A second-mile person is an “and then some person,” Brewer said. “That’s the person who has done all that’s required and then goes beyond what’s expected.”

The successful student is an “and then some” person who wants to know more than what is needed to pass a test or get a grade, but who “has a hunger to learn. Merely graduating is not the end and the aim of your college education,” Brewer said, “but that you live in lockstep with God’s kingdom and have eternity in view.”

Every student, professor, parent, coach, politician, pastor, community leader, entrepreneur should be an “and then some” person, and not one who does the minimum to get by.

The best way to begin the second-mile journey as an “and then some” kind of person is to have “a personal relationship with Jesus Christ,” Brewer said. Just hearing about Jesus or knowing his name is not enough. We must have the “resurrection power of Jesus Christ through the Holy Spirit in our lives. This is not a luxury; it is a necessity.”

Brewer challenged all to “live in that stratosphere, live out there where it is exceedingly abundantly above all you could ever imagine or think. And if there has ever been a time when our country and the world has needed young people to do serious-minded Christian thinking, it’s now.”

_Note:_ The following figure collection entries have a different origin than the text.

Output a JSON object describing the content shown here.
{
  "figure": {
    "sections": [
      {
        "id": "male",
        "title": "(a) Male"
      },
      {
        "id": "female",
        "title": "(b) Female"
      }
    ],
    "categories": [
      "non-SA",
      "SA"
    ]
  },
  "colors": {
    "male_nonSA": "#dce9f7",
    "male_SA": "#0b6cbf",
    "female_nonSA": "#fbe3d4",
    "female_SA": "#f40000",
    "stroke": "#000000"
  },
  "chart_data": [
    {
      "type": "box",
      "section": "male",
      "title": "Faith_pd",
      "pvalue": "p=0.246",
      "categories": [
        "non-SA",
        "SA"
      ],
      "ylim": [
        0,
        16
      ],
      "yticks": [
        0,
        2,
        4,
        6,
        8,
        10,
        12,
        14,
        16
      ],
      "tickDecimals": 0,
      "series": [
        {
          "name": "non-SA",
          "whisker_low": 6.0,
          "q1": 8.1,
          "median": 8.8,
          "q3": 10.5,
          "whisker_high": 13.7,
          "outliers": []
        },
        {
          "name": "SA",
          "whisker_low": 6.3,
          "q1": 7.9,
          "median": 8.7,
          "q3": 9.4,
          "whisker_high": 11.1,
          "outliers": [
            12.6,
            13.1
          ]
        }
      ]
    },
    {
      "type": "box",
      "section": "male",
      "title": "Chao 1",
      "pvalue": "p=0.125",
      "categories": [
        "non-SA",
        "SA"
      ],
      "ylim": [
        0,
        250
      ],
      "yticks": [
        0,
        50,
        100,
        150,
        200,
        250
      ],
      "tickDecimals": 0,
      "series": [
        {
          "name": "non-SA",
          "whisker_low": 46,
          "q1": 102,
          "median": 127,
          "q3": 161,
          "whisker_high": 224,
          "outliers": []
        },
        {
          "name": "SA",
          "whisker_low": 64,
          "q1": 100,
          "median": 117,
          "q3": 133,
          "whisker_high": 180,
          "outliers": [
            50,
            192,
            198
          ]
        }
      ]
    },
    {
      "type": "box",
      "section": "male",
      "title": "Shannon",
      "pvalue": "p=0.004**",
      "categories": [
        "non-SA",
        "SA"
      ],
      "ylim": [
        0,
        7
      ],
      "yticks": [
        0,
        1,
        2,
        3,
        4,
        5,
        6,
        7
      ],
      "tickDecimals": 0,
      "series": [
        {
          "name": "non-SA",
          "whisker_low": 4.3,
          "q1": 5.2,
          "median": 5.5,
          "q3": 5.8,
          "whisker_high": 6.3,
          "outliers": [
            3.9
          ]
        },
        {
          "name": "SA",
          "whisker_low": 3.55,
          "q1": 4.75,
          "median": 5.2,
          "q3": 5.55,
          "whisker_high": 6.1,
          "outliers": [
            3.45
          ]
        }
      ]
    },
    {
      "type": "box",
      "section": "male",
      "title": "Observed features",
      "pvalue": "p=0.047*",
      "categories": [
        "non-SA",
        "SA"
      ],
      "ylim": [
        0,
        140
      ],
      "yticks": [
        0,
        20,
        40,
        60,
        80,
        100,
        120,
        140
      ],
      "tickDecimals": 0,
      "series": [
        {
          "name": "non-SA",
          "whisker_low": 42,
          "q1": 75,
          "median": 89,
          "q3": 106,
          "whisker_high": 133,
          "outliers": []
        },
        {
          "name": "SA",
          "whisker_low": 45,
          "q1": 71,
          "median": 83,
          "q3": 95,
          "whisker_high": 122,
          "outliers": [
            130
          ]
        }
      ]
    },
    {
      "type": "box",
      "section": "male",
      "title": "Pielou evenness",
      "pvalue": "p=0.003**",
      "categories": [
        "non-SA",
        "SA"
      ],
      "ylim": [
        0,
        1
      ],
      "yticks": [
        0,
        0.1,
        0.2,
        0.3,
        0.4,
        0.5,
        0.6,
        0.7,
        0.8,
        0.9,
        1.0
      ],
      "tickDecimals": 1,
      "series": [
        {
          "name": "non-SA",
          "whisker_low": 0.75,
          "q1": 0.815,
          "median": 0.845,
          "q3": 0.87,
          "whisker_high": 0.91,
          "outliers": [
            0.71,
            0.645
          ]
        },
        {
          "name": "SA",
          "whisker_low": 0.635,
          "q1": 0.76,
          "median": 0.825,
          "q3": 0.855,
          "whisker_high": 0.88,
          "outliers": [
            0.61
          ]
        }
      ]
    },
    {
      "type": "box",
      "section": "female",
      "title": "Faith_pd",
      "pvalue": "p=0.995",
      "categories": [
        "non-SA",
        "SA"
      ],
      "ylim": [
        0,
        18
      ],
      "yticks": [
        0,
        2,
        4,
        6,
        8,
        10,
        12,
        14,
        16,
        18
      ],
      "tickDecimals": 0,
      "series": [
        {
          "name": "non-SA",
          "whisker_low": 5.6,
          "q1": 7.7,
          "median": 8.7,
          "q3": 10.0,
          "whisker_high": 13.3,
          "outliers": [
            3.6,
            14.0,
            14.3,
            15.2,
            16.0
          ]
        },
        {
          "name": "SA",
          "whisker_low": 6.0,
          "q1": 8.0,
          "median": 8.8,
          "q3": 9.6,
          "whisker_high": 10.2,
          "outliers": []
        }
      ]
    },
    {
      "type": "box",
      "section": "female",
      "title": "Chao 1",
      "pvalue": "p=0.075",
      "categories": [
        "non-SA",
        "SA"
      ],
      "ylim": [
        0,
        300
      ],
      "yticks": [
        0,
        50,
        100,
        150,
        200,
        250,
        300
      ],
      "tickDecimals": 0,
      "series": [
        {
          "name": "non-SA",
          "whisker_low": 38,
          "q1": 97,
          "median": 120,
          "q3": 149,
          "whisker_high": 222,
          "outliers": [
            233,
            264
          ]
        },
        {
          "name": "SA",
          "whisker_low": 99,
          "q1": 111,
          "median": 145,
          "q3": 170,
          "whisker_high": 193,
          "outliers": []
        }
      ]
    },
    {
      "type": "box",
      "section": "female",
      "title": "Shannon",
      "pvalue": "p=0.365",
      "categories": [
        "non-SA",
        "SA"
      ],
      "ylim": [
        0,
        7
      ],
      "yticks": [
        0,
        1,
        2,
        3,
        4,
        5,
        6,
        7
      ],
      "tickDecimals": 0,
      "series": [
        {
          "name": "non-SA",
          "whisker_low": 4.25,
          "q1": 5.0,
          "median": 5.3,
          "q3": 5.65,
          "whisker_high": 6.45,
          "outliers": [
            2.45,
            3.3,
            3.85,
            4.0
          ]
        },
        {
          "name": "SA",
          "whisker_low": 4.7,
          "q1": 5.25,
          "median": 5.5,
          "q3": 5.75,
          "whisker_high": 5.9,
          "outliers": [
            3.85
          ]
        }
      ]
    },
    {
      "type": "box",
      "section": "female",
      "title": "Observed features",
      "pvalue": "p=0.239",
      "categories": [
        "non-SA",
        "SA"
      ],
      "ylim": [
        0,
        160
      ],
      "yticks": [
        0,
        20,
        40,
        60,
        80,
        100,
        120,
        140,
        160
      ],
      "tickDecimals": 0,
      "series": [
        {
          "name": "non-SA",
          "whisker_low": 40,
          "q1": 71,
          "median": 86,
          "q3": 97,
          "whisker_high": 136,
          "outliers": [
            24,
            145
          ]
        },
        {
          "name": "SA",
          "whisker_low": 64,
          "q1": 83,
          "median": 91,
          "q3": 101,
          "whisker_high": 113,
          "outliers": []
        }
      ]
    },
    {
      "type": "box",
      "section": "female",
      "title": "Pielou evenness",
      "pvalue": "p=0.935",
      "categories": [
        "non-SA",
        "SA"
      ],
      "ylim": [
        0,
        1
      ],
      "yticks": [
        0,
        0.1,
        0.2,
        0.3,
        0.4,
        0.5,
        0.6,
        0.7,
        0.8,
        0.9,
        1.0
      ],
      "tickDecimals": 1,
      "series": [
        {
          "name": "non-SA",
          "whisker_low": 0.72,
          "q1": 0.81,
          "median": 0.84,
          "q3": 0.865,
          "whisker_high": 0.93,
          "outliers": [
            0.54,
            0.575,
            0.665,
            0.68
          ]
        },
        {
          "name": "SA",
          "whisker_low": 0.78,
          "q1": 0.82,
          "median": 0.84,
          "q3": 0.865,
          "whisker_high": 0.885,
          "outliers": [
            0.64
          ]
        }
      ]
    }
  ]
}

Louisiana Christian University is attempting to do something that is almost unheard of in this state among higher education institutions, and that is to bring the presence of Jesus Christ into every classroom – to bring the thoughts of Christ into all our teaching, he said. “We begin from the presupposition that we stand upon moral, objective, transcendent truth that we unpack and reveal through all our curricula.”

The mission of every student at Louisiana Christian University is “to be the best student you can be. Love God with your heart, soul, mind and strength. To do anything less is to be disobedient to Christ.”

Brewer said that unconfessed sin, unbelief, careless living, worldliness, and poor attitude – all those “will rob you of the power that’s available only through the resurrection of Jesus and the power of the Holy Spirit working through us.”

Closing the chapel service, Brewer invited faculty, staff, and other leading visitors to pray in small groups with students.